Instructional Focus:

Last year at Canyon Rim, we did a staff book study on Carol Dweck's book "Mindset: The New Psychology of Success." This is the book that famously introduced the terms "growth mindset," and "fixed mindset." In education and in life, we naturally promote a "fixed mindset" with the feedback that we give. For example, if we tell a student "Wow, you learned that so quickly! You are so smart!" what message are we really sending? Now positive reinforcement is a beautiful thing, but we just equated speed to intelligence for anyone that heard. So what is that student going to naturally think the next time they need a couple extra minutes to learn a math concept?


Growth Mindset Feedback

As students begin to work towards their learning objectives, growth-minded language guides and motivates them to ensure they will remain persistent, resilient, and focused on the progress of their learning. It is important to give learners feedback about their progress and their results so they can specifically see their growth. This is true whether they are in preschool or sixth grade, math or music.

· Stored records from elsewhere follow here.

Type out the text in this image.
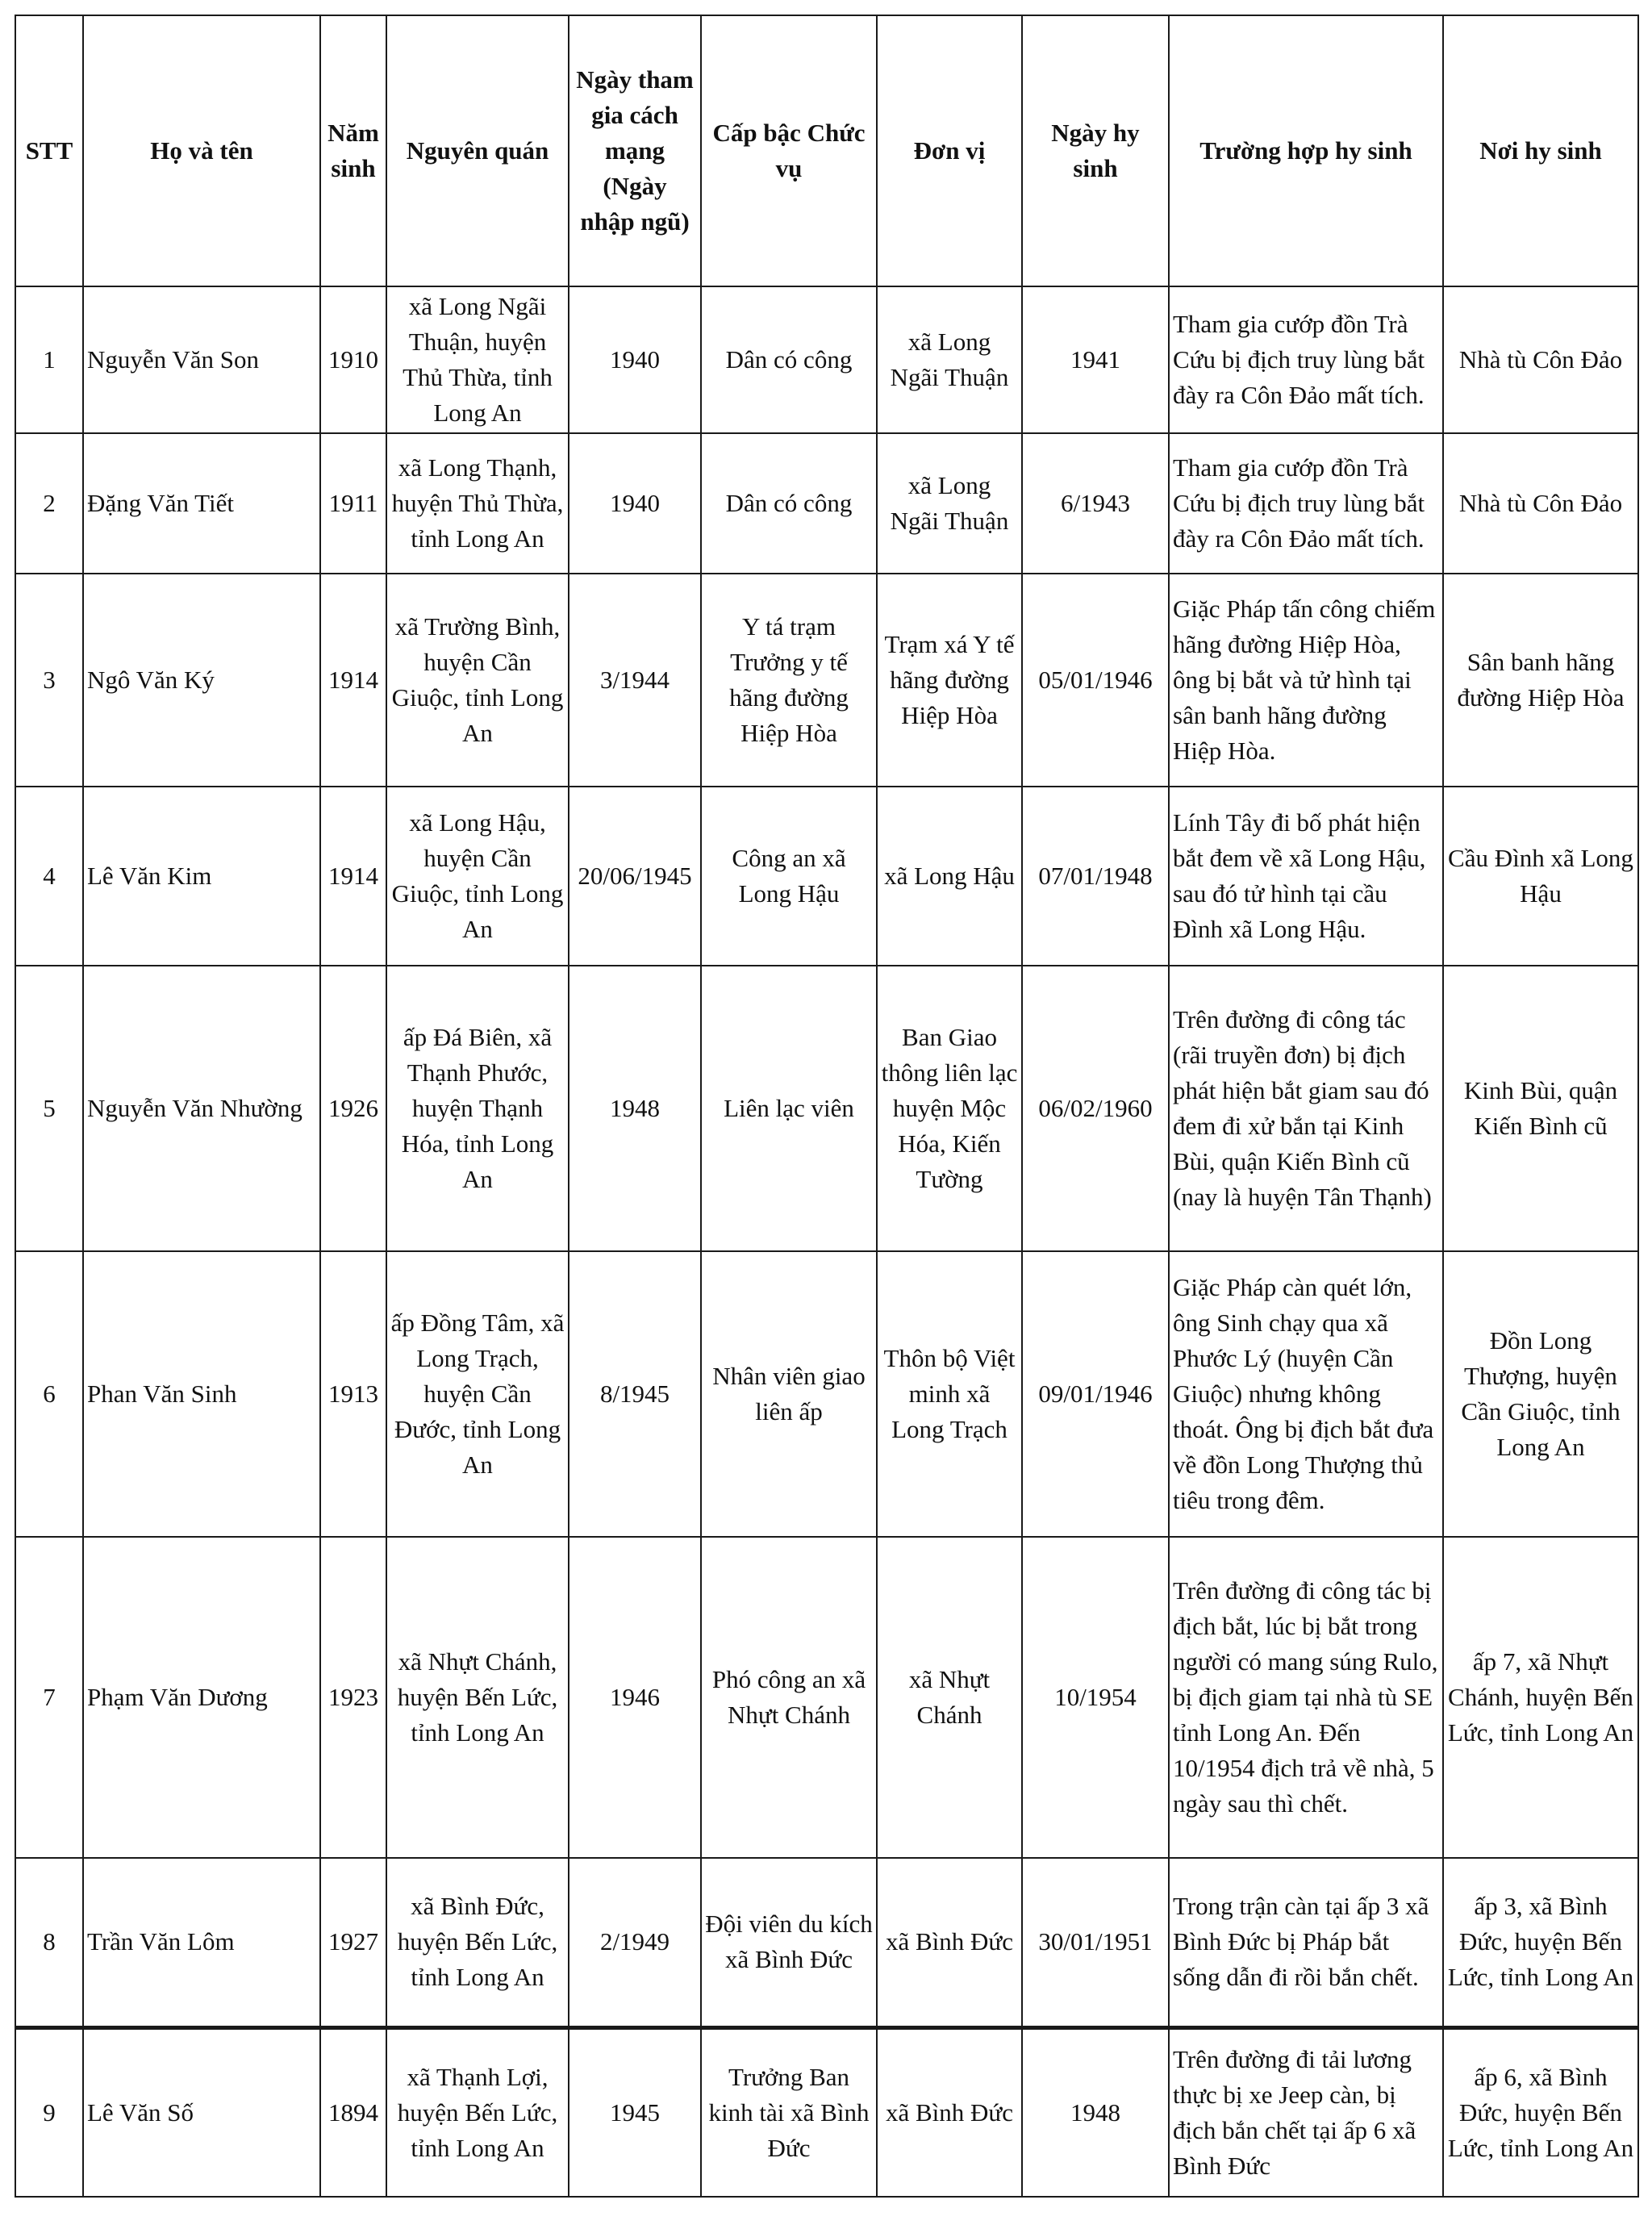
STT	Họ và tên	Năm sinh	Nguyên quán	Ngày tham gia cách mạng (Ngày nhập ngũ)	Cấp bậc Chức vụ	Đơn vị	Ngày hy sinh	Trường hợp hy sinh	Nơi hy sinh
1	Nguyễn Văn Son	1910	xã Long Ngãi Thuận, huyện Thủ Thừa, tỉnh Long An	1940	Dân có công	xã Long Ngãi Thuận	1941	Tham gia cướp đồn Trà Cứu bị địch truy lùng bắt đày ra Côn Đảo mất tích.	Nhà tù Côn Đảo
2	Đặng Văn Tiết	1911	xã Long Thạnh, huyện Thủ Thừa, tỉnh Long An	1940	Dân có công	xã Long Ngãi Thuận	6/1943	Tham gia cướp đồn Trà Cứu bị địch truy lùng bắt đày ra Côn Đảo mất tích.	Nhà tù Côn Đảo
3	Ngô Văn Ký	1914	xã Trường Bình, huyện Cần Giuộc, tỉnh Long An	3/1944	Y tá trạm Trưởng y tế hãng đường Hiệp Hòa	Trạm xá Y tế hãng đường Hiệp Hòa	05/01/1946	Giặc Pháp tấn công chiếm hãng đường Hiệp Hòa, ông bị bắt và tử hình tại sân banh hãng đường Hiệp Hòa.	Sân banh hãng đường Hiệp Hòa
4	Lê Văn Kim	1914	xã Long Hậu, huyện Cần Giuộc, tỉnh Long An	20/06/1945	Công an xã Long Hậu	xã Long Hậu	07/01/1948	Lính Tây đi bố phát hiện bắt đem về xã Long Hậu, sau đó tử hình tại cầu Đình xã Long Hậu.	Cầu Đình xã Long Hậu
5	Nguyễn Văn Nhường	1926	ấp Đá Biên, xã Thạnh Phước, huyện Thạnh Hóa, tỉnh Long An	1948	Liên lạc viên	Ban Giao thông liên lạc huyện Mộc Hóa, Kiến Tường	06/02/1960	Trên đường đi công tác (rãi truyền đơn) bị địch phát hiện bắt giam sau đó đem đi xử bắn tại Kinh Bùi, quận Kiến Bình cũ (nay là huyện Tân Thạnh)	Kinh Bùi, quận Kiến Bình cũ
6	Phan Văn Sinh	1913	ấp Đồng Tâm, xã Long Trạch, huyện Cần Đước, tỉnh Long An	8/1945	Nhân viên giao liên ấp	Thôn bộ Việt minh xã Long Trạch	09/01/1946	Giặc Pháp càn quét lớn, ông Sinh chạy qua xã Phước Lý (huyện Cần Giuộc) nhưng không thoát. Ông bị địch bắt đưa về đồn Long Thượng thủ tiêu trong đêm.	Đồn Long Thượng, huyện Cần Giuộc, tỉnh Long An
7	Phạm Văn Dương	1923	xã Nhựt Chánh, huyện Bến Lức, tỉnh Long An	1946	Phó công an xã Nhựt Chánh	xã Nhựt Chánh	10/1954	Trên đường đi công tác bị địch bắt, lúc bị bắt trong người có mang súng Rulo, bị địch giam tại nhà tù SE tỉnh Long An. Đến 10/1954 địch trả về nhà, 5 ngày sau thì chết.	ấp 7, xã Nhựt Chánh, huyện Bến Lức, tỉnh Long An
8	Trần Văn Lôm	1927	xã Bình Đức, huyện Bến Lức, tỉnh Long An	2/1949	Đội viên du kích xã Bình Đức	xã Bình Đức	30/01/1951	Trong trận càn tại ấp 3 xã Bình Đức bị Pháp bắt sống dẫn đi rồi bắn chết.	ấp 3, xã Bình Đức, huyện Bến Lức, tỉnh Long An
9	Lê Văn Số	1894	xã Thạnh Lợi, huyện Bến Lức, tỉnh Long An	1945	Trưởng Ban kinh tài xã Bình Đức	xã Bình Đức	1948	Trên đường đi tải lương thực bị xe Jeep càn, bị địch bắn chết tại ấp 6 xã Bình Đức	ấp 6, xã Bình Đức, huyện Bến Lức, tỉnh Long An
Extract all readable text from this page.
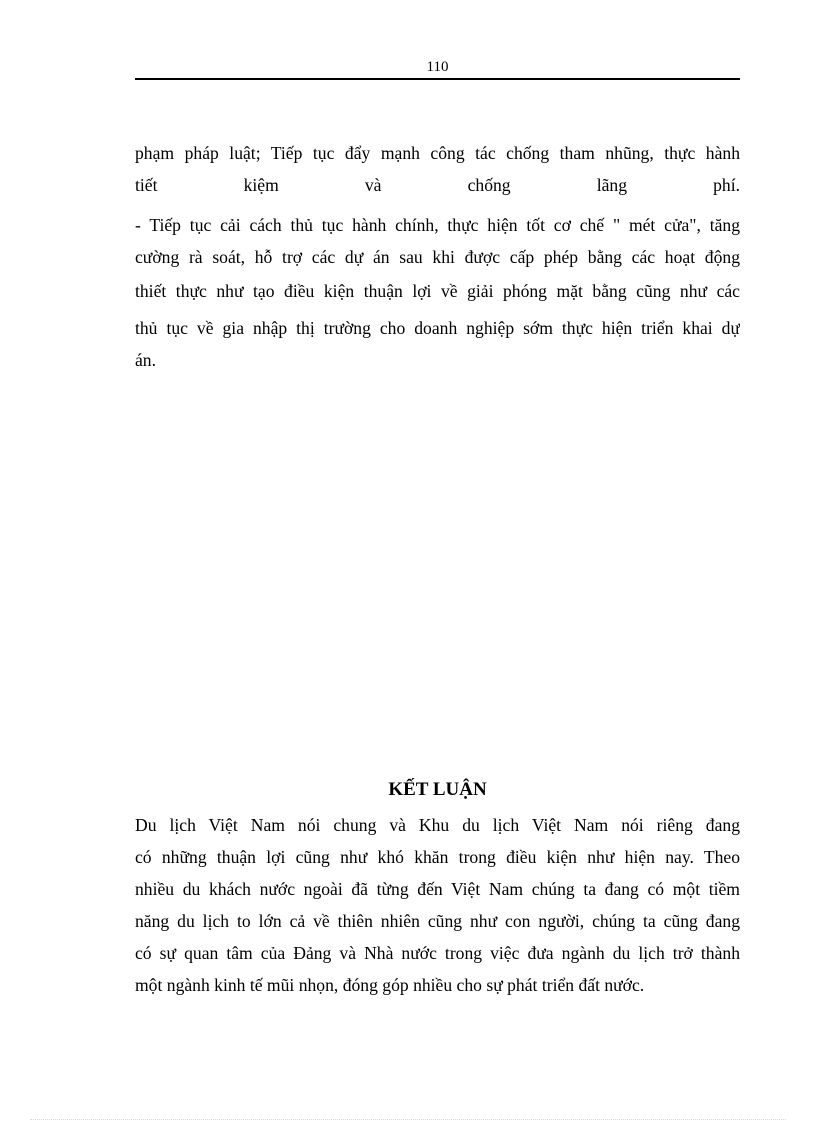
110
phạm pháp luật; Tiếp tục đẩy mạnh công tác chống tham nhũng, thực hành
tiết kiệm và chống lãng phí.
- Tiếp tục cải cách thủ tục hành chính, thực hiện tốt cơ chế " mét cửa", tăng
cường rà soát, hỗ trợ các dự án sau khi được cấp phép bằng các hoạt động
thiết thực như tạo điều kiện thuận lợi về giải phóng mặt bằng cũng như các
thủ tục về gia nhập thị trường cho doanh nghiệp sớm thực hiện triển khai dự
án.
KẾT LUẬN
Du lịch Việt Nam nói chung và Khu du lịch Việt Nam nói riêng đang
có những thuận lợi cũng như khó khăn trong điều kiện như hiện nay. Theo
nhiều du khách nước ngoài đã từng đến Việt Nam chúng ta đang có một tiềm
năng du lịch to lớn cả về thiên nhiên cũng như con người, chúng ta cũng đang
có sự quan tâm của Đảng và Nhà nước trong việc đưa ngành du lịch trở thành
một ngành kinh tế mũi nhọn, đóng góp nhiều cho sự phát triển đất nước.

When they struggle despite strong effort:

1. Ok, so you didn’t do as well as you wanted to. Let’s look at this as an opportunity to learn.

2. What did you do to prepare for this? Is there anything you could do to prepare differently next time?

3. You are not there “yet”

4. When you think you can’t do it, remind yourself that you can’t do it “yet”

5. Look at how much progress you made on this. Do you remember how much more challenging this was (yesterday/last week/ last year?)

6. You can do it! It’s tough but you can; let’s break it down into steps.

7. I expect you to make some mistakes. It’s the kinds of mistakes that you make along the way that tell me how to support you.

8. Let’s stop here and return tomorrow with a fresher brain.

9. I admire your persistence and I appreciate your hard work. It will pay off!!